Best realtime open source STT model?
Posted by ThatIsNotIllegal@reddit | LocalLLaMA | View on Reddit | 17 comments
What's the best model to transcribe a conversation in realtime, meaning that the words have to appear as the person is talking.
Senior_Wrongdoer_252@reddit
In hte past I used this open source project speaches-ai which uses fast-whisper and works great on CPU if you use tiny or small models if you have a decent PC.
Live-Character-5272@reddit
Have you found best and cheap model?
SENOMPAN@reddit
Try this for best experience, you can choose whisper model: https://github.com/WEIFENG2333/VideoCaptioner
Slight-Honey-6236@reddit
For non-english use and speaker diarization in more noisy cases shunyalabs/pingala-v1-universal is pretty good
RustinChole1@reddit
You meant a streaming speech recognition model. Nvidia's parakeet tdt is very good. It has the best benchmarks on hugging face's open asr leaderboard(in both latency and RTF). Because the RTF score is exceptionally good compared to others, I'd suggest you give it a try.

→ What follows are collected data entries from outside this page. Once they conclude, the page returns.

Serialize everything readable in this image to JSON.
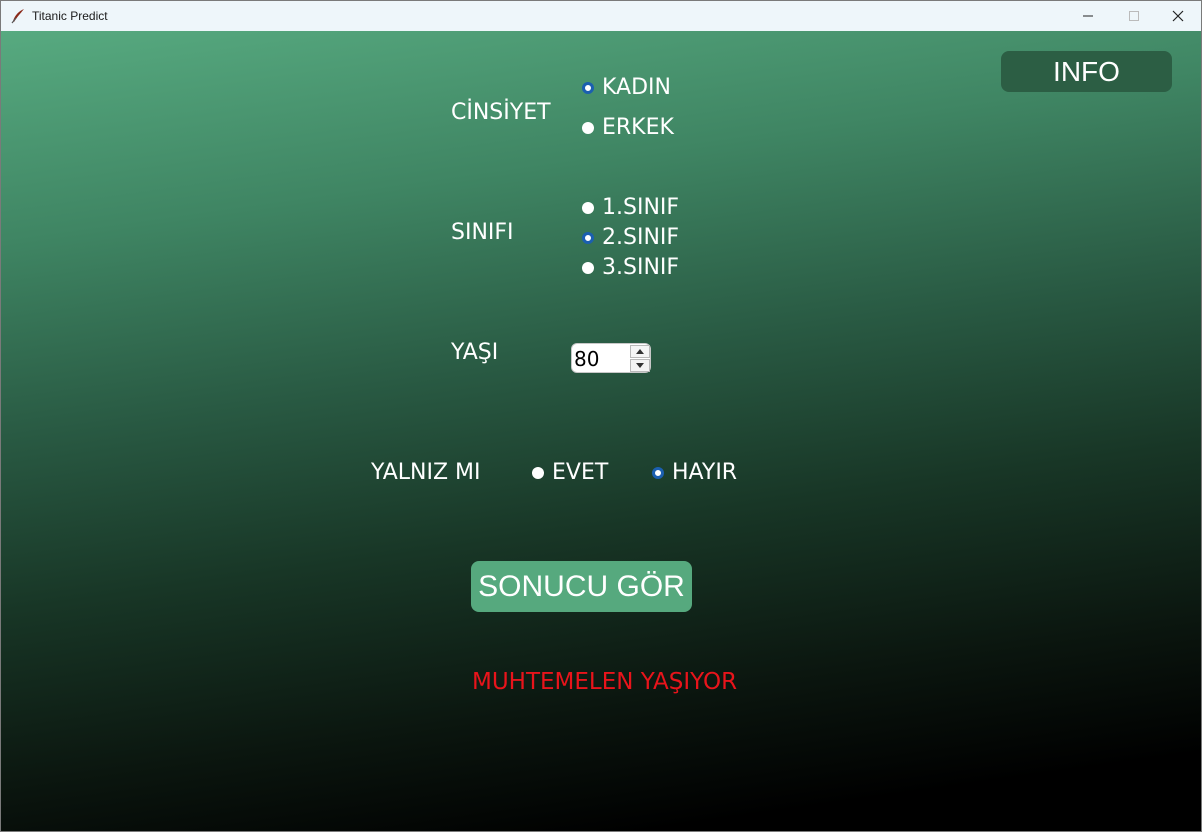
{
  "window": {
    "title": "Titanic Predict"
  },
  "info_button": "INFO",
  "gender": {
    "label": "CİNSİYET",
    "options": [
      "KADIN",
      "ERKEK"
    ],
    "selected": "KADIN"
  },
  "pclass": {
    "label": "SINIFI",
    "options": [
      "1.SINIF",
      "2.SINIF",
      "3.SINIF"
    ],
    "selected": "2.SINIF"
  },
  "age": {
    "label": "YAŞI",
    "value": "80"
  },
  "alone": {
    "label": "YALNIZ MI",
    "options": [
      "EVET",
      "HAYIR"
    ],
    "selected": "HAYIR"
  },
  "submit_button": "SONUCU GÖR",
  "result_text": "MUHTEMELEN YAŞIYOR",
  "colors": {
    "result": "#e8141b",
    "button": "#56a97e",
    "info_button": "#2c5e44",
    "radio_selected": "#1b5fb0"
  }
}
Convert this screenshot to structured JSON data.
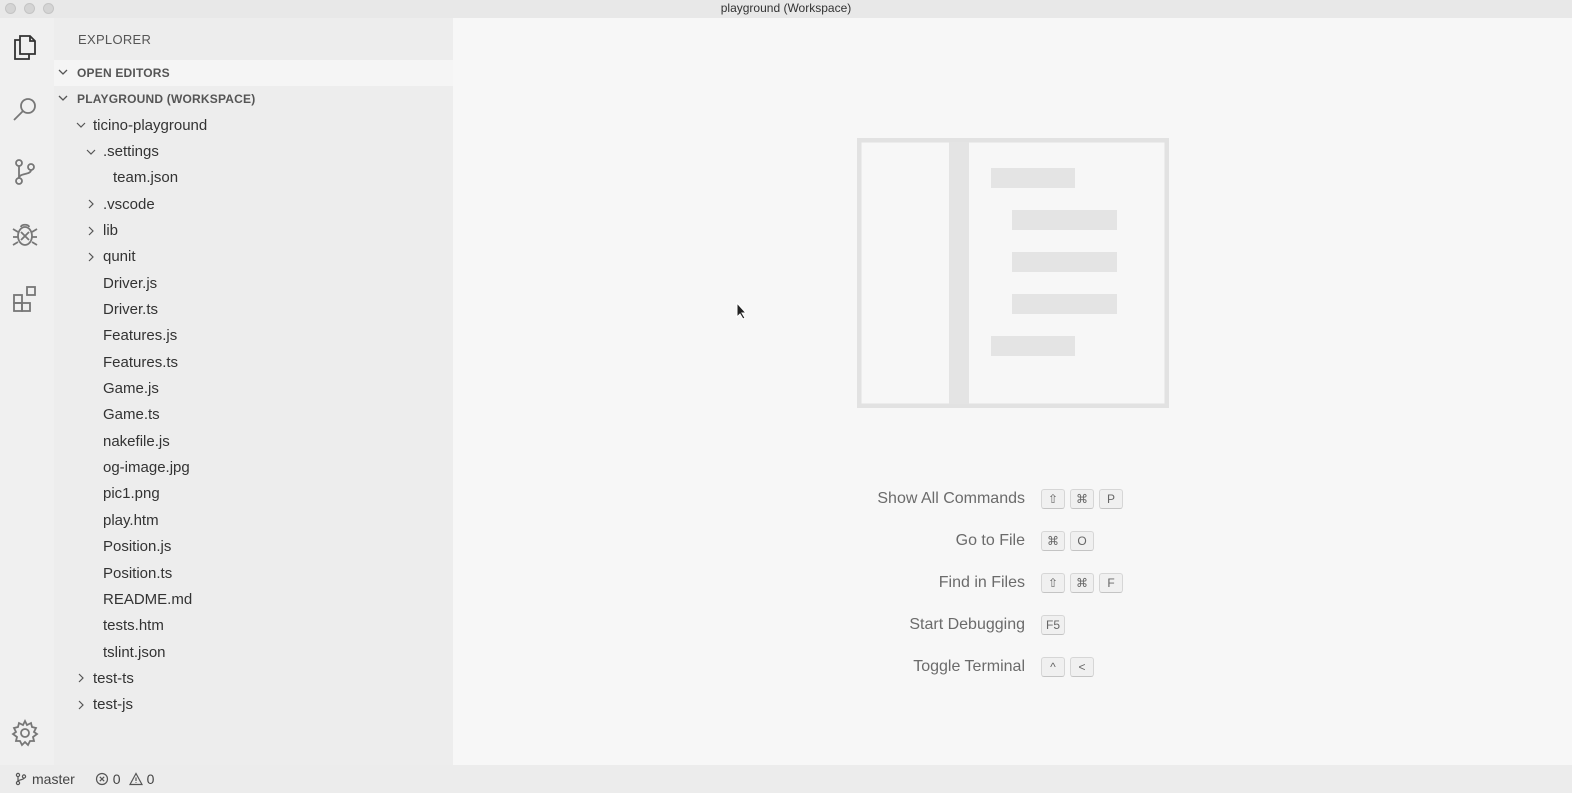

ExplanationEqual2539@reddit
It is not multilingual though
the__storm@reddit
Btw, for people coming across this in the future, v3 supports most European languages: https://huggingface.co/nvidia/parakeet-tdt-0.6b-v3
ExplanationEqual2539@reddit
Useful info, thanks
z_3454_pfk@reddit
yeah for english this is the best
CheatCodesOfLife@reddit
For English only
bullerwins@reddit
if you are going the whisper route as it has multilingual support, check whisperX or faster-whisper too
Zulfiqaar@reddit
I believe WhisperX is optimised for batch processing or complete audio files, not so much realtime streaming stt - unless they've added new features recently
nexe@reddit
None of the suggested models have speaker diarization as far as I know. There are some auxiliary libraries that try to achieve this as an addon (e.g. https://github.com/MahmoudAshraf97/whisper-diarization) but from my experience they only work for very distinguishable voices (e.g. woman speaking with a man or child with adult etc)
swagonflyyyy@reddit
whisperv3 turbo. Its my daily driver.
ExplanationEqual2539@reddit
If you have GPU, check out whisper If u wanna run transcription through mobile application like flutter, try Sherpa onnx, I wouldn't bet too much on it, but it's good enough
For web streaming try whisper base model, example or is already available open source
Even for CPU I can see that whisper is doing good...
Every application which I mentioned is available for streaming
ExplanationEqual2539@reddit
GPU streaming is better, like you'll be running a bigger model that's better accuracy
olympics2022wins@reddit
I use google docs if I’m writing